Пруден всегда управлялся раньше других, в этот раз он засеял свой участок еще до последней недели дождей. Настоящее имя Прудена было Асискло, но за разум и предусмотрительность прозвали его Пруден, или Пруденсио[25]. Еще в мае поднимал он пары, и когда наступал ноябрь, пахал вторично. К концу лета, пока листва не пожелтеет, он общипывал три тощих тополя на берегу и запасал в мешках листья, чтобы зимой кормить коз. И во всех делах советчик был у него Нини. «Нини, малыш, будет дождь или не будет дождя?». «Нини, малыш, пойдет град из этой тучи или не пойдет?». «Нини, малыш, ночь безветренная, небо ясное — не ждать ли черного заморозка?»
Два дня назад Пруден, будто ненароком, подошел к Нини.
— Нини, сынок, — сказал он жалобно, — грачи покоя не дают моим посевам: разрывают землю, выклевывают зерна. Что бы такое придумать? Как их отогнать?
Нини вспомнил дедушку Романа, тот, чтобы отпугнуть птиц от посевов, вешал на поле дохлого грача за хвост. Птицы улетали прочь от этого страшного зрелища, от неподвижного, траурного черного пятна на голой земле.

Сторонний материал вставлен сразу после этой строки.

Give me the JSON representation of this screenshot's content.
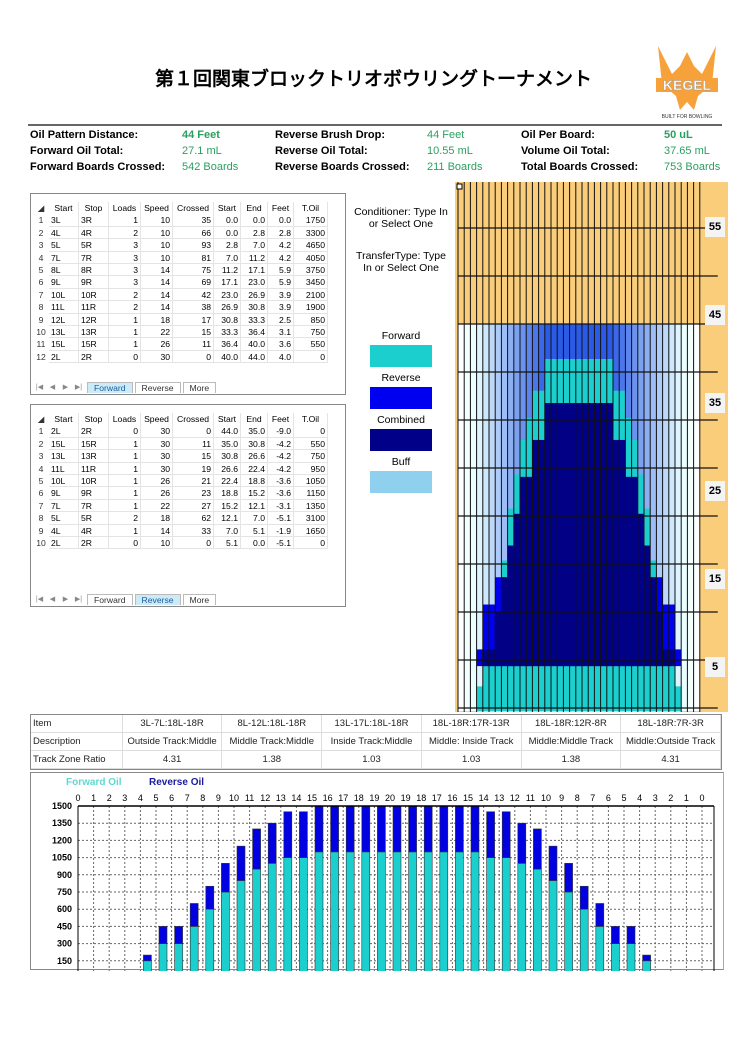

— Не беспокойся, сделаю, — ответил мальчик.
Уплетая смоченный в воде хлеб, Нини теперь глядел на лежащего среди тимьяна грача, на его взъерошенные, жесткие, со стальным отливом перья. Собака, сидя рядом, не сводила с него глаз и, когда мальчик отворачивался, настойчиво ударяла его по руке передней лапой. Позади собаки, у подножья холма, взору мальчика открывался мир. Мир, который Колумба, жена Хустито, считала негостеприимным, — быть может, потому, что его не знала. Мир бурых, параллельных борозд, от которых рябило в глазах. Голые, осенние борозды простирались сплошным болотистым морем, прорезанным лишь узкой линией речки, за которой виднелась деревня. Деревня тоже была бурая, она казалась бугристым наростом из той же земли, и, когда б не пятна света и тени от лучей восходящего солнца, выделявшие ее на пустынной местности, деревню можно было вовсе не заметить.